Under normal circumstances, the hauler uses seven-to-nine axle removable goose neck trailers because regulations permit 34,000 pounds per axle any time of the year. But it must go up to 10-to-12 axle units to redistribute weight in order to reduce loads to 80% of the normal gross axle weight.
Under phase two, the transport of 84 pieces into Canada was supposed to start in late August.
“However, it is still on hold because of contractual issues,” said Madill. “We know a lot of the equipment has arrived in Tacoma and it is being stored there. This includes rock trucks, bulldozers, the first 190,000-ton units that are 80% excavators of various sizes.”
Looking back at the positives, Madill indicated that “over a 3-4 month period, we had a 35% increase in volume of breakbulk cargo-orientated moves. This wasn’t the standard rule in our industry. We were, in fact, fortunate to be in the pigeon hole at the time.”
BC permitting system likened to ‘horse-and-buggy era’
But like many of his peers in British Columbia, Madill is up in arms over the existing permitting system in the province.
“Most breakbulk forwarders are avoiding ports in British Columbia. It’s either a bureaucratic nightmare or a timing issue,” he said, adding: “The provincial government listens to itself and not enough to industry.”
Yet, early in 2020, the BC government introduced new project cargo corridor permits for commercial vehicles travelling between two Greater Vancouver terminals, Lynnterm and Fraser Surrey Docks, and where highway 16 crosses the Alberta border. Trucks using the routes from the two terminals were absolved from completing the traditional extraordinary load approval process.
But this has been dismissed as a piecemeal approach by the Port of Vancouver and the BC Trucking Association (BCTA) – observing, among other things, that the corridor only applies to cargoes moving to and from those two terminals. Thus, if a load meeting the size requirements but originating from another port, such as Seattle or Tacoma, it cannot qualify for a streamlined permit - and this can take up to 12 business days, admits the BC Ministry of Transportation and Infrastructure (MOTI).

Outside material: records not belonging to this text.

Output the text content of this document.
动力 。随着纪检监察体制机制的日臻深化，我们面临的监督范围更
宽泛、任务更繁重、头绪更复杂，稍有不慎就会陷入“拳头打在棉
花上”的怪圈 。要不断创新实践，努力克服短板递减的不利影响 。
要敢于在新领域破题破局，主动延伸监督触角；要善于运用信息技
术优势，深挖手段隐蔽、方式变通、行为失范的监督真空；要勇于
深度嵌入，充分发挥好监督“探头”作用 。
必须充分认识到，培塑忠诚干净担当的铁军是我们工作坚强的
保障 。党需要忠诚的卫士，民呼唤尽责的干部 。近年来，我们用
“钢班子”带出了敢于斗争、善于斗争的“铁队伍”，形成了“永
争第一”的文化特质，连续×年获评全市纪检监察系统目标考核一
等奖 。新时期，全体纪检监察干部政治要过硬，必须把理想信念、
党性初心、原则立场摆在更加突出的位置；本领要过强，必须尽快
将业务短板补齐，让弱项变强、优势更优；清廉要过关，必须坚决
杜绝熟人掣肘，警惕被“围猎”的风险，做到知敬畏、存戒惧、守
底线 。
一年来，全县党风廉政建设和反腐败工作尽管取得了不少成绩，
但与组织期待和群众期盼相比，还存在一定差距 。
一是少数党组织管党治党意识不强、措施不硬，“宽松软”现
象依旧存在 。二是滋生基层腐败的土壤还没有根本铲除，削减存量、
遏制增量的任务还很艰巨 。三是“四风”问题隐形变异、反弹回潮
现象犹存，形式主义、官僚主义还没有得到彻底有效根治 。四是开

In its latest salvo addressed to the provincial ministry in mid-September, the BCTA stated: “BCTA has been requesting action on frustrations experienced by members hauling oversize-overweight loads regarding permit turnaround times for a number of years. Specifically, members have reported processing times of 25 days or more, when neighbouring jurisdictions are issuing permits for the same loads in much shorter timeframes and in some cases on the same day. We have asked MOTI three times over the past two years to deal with an antiquated system that continues to be primarily manual, paper-based, understaffed and far too complex.
“The likelihood of the international shipping community to use US ports and avoid BC because of these challenges is well known. More recently, it has come to our attention that the Province is aware that a high percentage of carriers are moving loads in the province without a permit.”

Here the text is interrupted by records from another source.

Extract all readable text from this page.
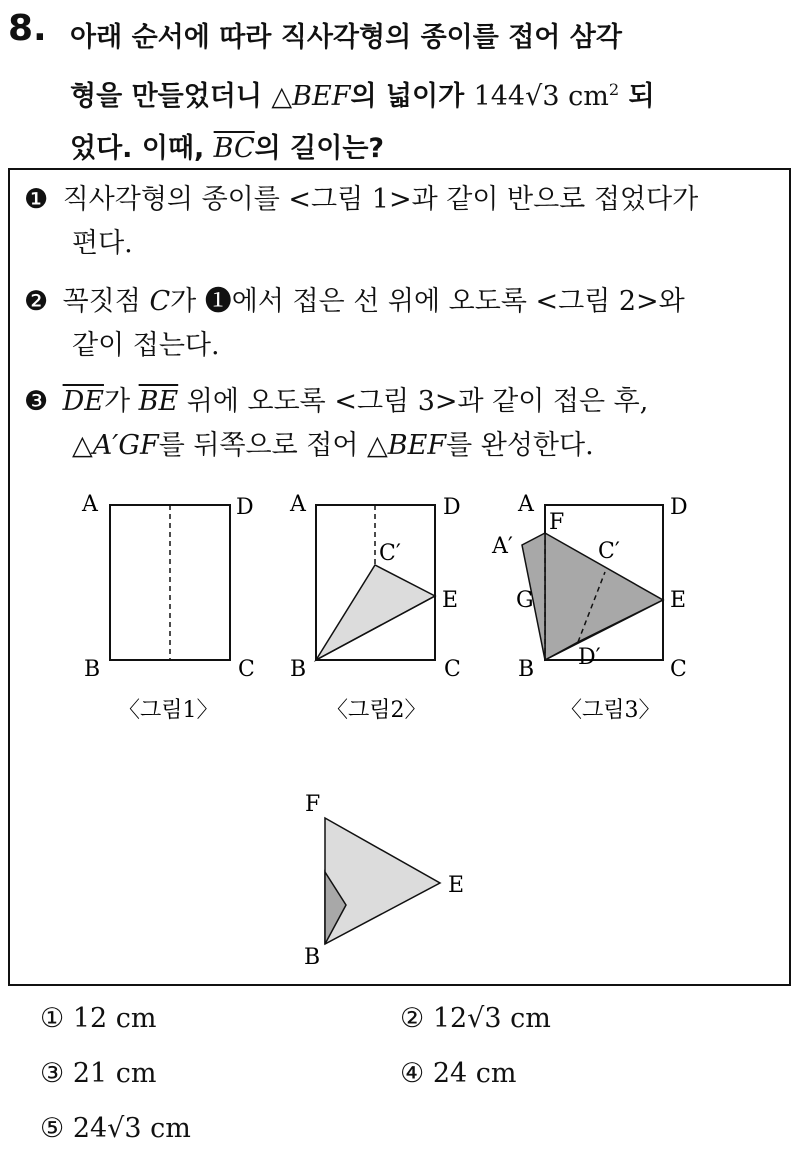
8. 아래 순서에 따라 직사각형의 종이를 접어 삼각
형을 만들었더니 △BEF의 넓이가 144√3 $cm^2$ 되
었다. 이때, $\overline{BC}$의 길이는?
❶ 직사각형의 종이를 <그림 1>과 같이 반으로 접었다가
편다.
❷ 꼭짓점 C가 ❶에서 접은 선 위에 오도록 <그림 2>와
같이 접는다.
❸ $\overline{DE}$가 $\overline{BE}$ 위에 오도록 <그림 3>과 같이 접은 후,
△A′GF를 뒤쪽으로 접어 △BEF를 완성한다.
A	D
B	C
〈그림1〉
A	D
C′
E
B	C
〈그림2〉
A	D
F
A′	C′
G	E
D′
B	C
〈그림3〉
F
E
B
① 12 cm	② 12√3 cm
③ 21 cm	④ 24 cm
⑤ 24√3 cm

The trucking association has called for a comprehensive review of the regulatory framework and to consider general authorization for term permits and expedite the development of an online permit system.

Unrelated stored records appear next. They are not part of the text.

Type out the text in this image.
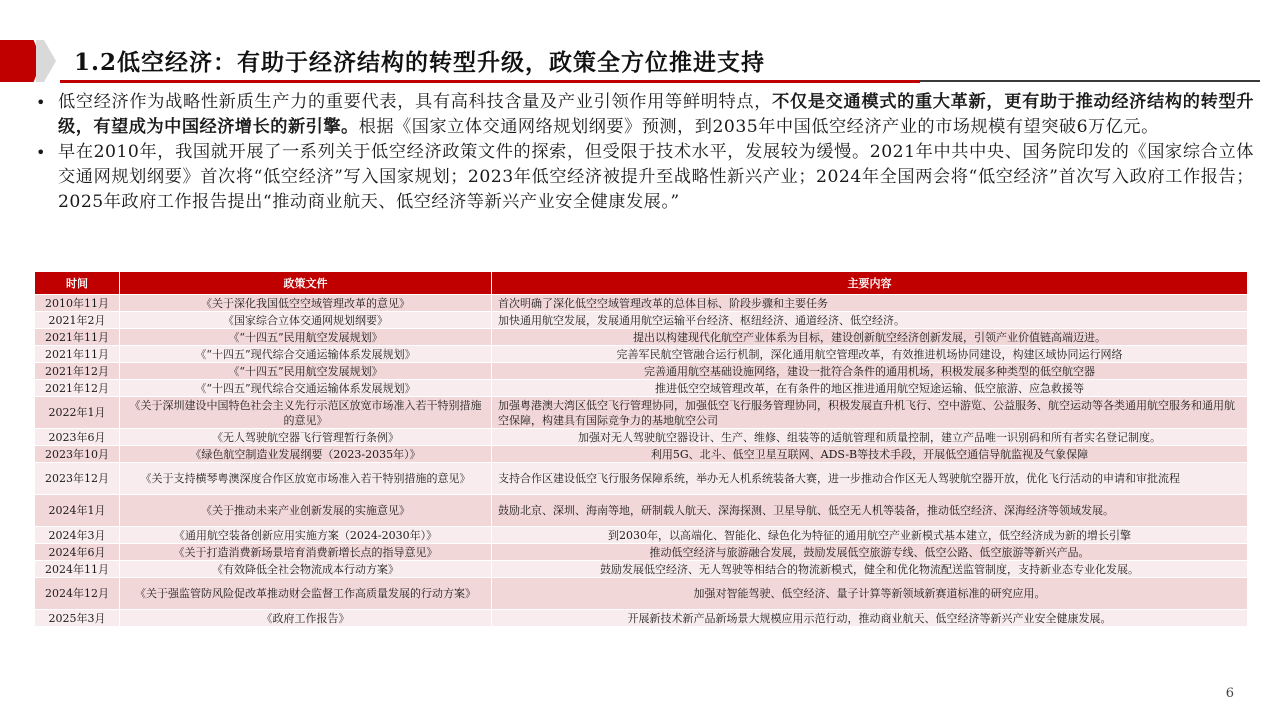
1.2低空经济：有助于经济结构的转型升级，政策全方位推进支持
• 低空经济作为战略性新质生产力的重要代表，具有高科技含量及产业引领作用等鲜明特点，不仅是交通模式的重大革新，更有助于推动经济结构的转型升级，有望成为中国经济增长的新引擎。根据《国家立体交通网络规划纲要》预测，到2035年中国低空经济产业的市场规模有望突破6万亿元。
• 早在2010年，我国就开展了一系列关于低空经济政策文件的探索，但受限于技术水平，发展较为缓慢。2021年中共中央、国务院印发的《国家综合立体交通网规划纲要》首次将“低空经济”写入国家规划；2023年低空经济被提升至战略性新兴产业；2024年全国两会将“低空经济”首次写入政府工作报告；2025年政府工作报告提出“推动商业航天、低空经济等新兴产业安全健康发展。”
时间	政策文件	主要内容
2010年11月	《关于深化我国低空空域管理改革的意见》	首次明确了深化低空空域管理改革的总体目标、阶段步骤和主要任务
2021年2月	《国家综合立体交通网规划纲要》	加快通用航空发展，发展通用航空运输平台经济、枢纽经济、通道经济、低空经济。
2021年11月	《“十四五”民用航空发展规划》	提出以构建现代化航空产业体系为目标，建设创新航空经济创新发展，引领产业价值链高端迈进。
2021年11月	《“十四五”现代综合交通运输体系发展规划》	完善军民航空管融合运行机制，深化通用航空管理改革，有效推进机场协同建设，构建区域协同运行网络
2021年12月	《“十四五”民用航空发展规划》	完善通用航空基础设施网络，建设一批符合条件的通用机场，积极发展多种类型的低空航空器
2021年12月	《“十四五”现代综合交通运输体系发展规划》	推进低空空域管理改革，在有条件的地区推进通用航空短途运输、低空旅游、应急救援等
2022年1月	《关于深圳建设中国特色社会主义先行示范区放宽市场准入若干特别措施的意见》	加强粤港澳大湾区低空飞行管理协同，加强低空飞行服务管理协同，积极发展直升机飞行、空中游览、公益服务、航空运动等各类通用航空服务和通用航空保障，构建具有国际竞争力的基地航空公司
2023年6月	《无人驾驶航空器飞行管理暂行条例》	加强对无人驾驶航空器设计、生产、维修、组装等的适航管理和质量控制，建立产品唯一识别码和所有者实名登记制度。
2023年10月	《绿色航空制造业发展纲要（2023-2035年）》	利用5G、北斗、低空卫星互联网、ADS-B等技术手段，开展低空通信导航监视及气象保障
2023年12月	《关于支持横琴粤澳深度合作区放宽市场准入若干特别措施的意见》	支持合作区建设低空飞行服务保障系统，举办无人机系统装备大赛，进一步推动合作区无人驾驶航空器开放，优化飞行活动的申请和审批流程
2024年1月	《关于推动未来产业创新发展的实施意见》	鼓励北京、深圳、海南等地，研制载人航天、深海探测、卫星导航、低空无人机等装备，推动低空经济、深海经济等领域发展。
2024年3月	《通用航空装备创新应用实施方案（2024-2030年）》	到2030年，以高端化、智能化、绿色化为特征的通用航空产业新模式基本建立，低空经济成为新的增长引擎
2024年6月	《关于打造消费新场景培育消费新增长点的指导意见》	推动低空经济与旅游融合发展，鼓励发展低空旅游专线、低空公路、低空旅游等新兴产品。
2024年11月	《有效降低全社会物流成本行动方案》	鼓励发展低空经济、无人驾驶等相结合的物流新模式，健全和优化物流配送监管制度，支持新业态专业化发展。
2024年12月	《关于强监管防风险促改革推动财会监督工作高质量发展的行动方案》	加强对智能驾驶、低空经济、量子计算等新领域新赛道标准的研究应用。
2025年3月	《政府工作报告》	开展新技术新产品新场景大规模应用示范行动，推动商业航天、低空经济等新兴产业安全健康发展。
6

Meanwhile, not hiding his exasperation, Madill comments: “We are not in the horse-and-buggy era. The rest of North America, including Alberta, Washington State, have gone to electronic permitting. To move 200,000 pounds, for instance, in Tacoma, you can get a permit within 5 to 7 days. In BC, every move is an independent move. As a result, the costs of doing breakbulk in BC, when items are sitting on docks or on trucks for many days, go up exponentially.”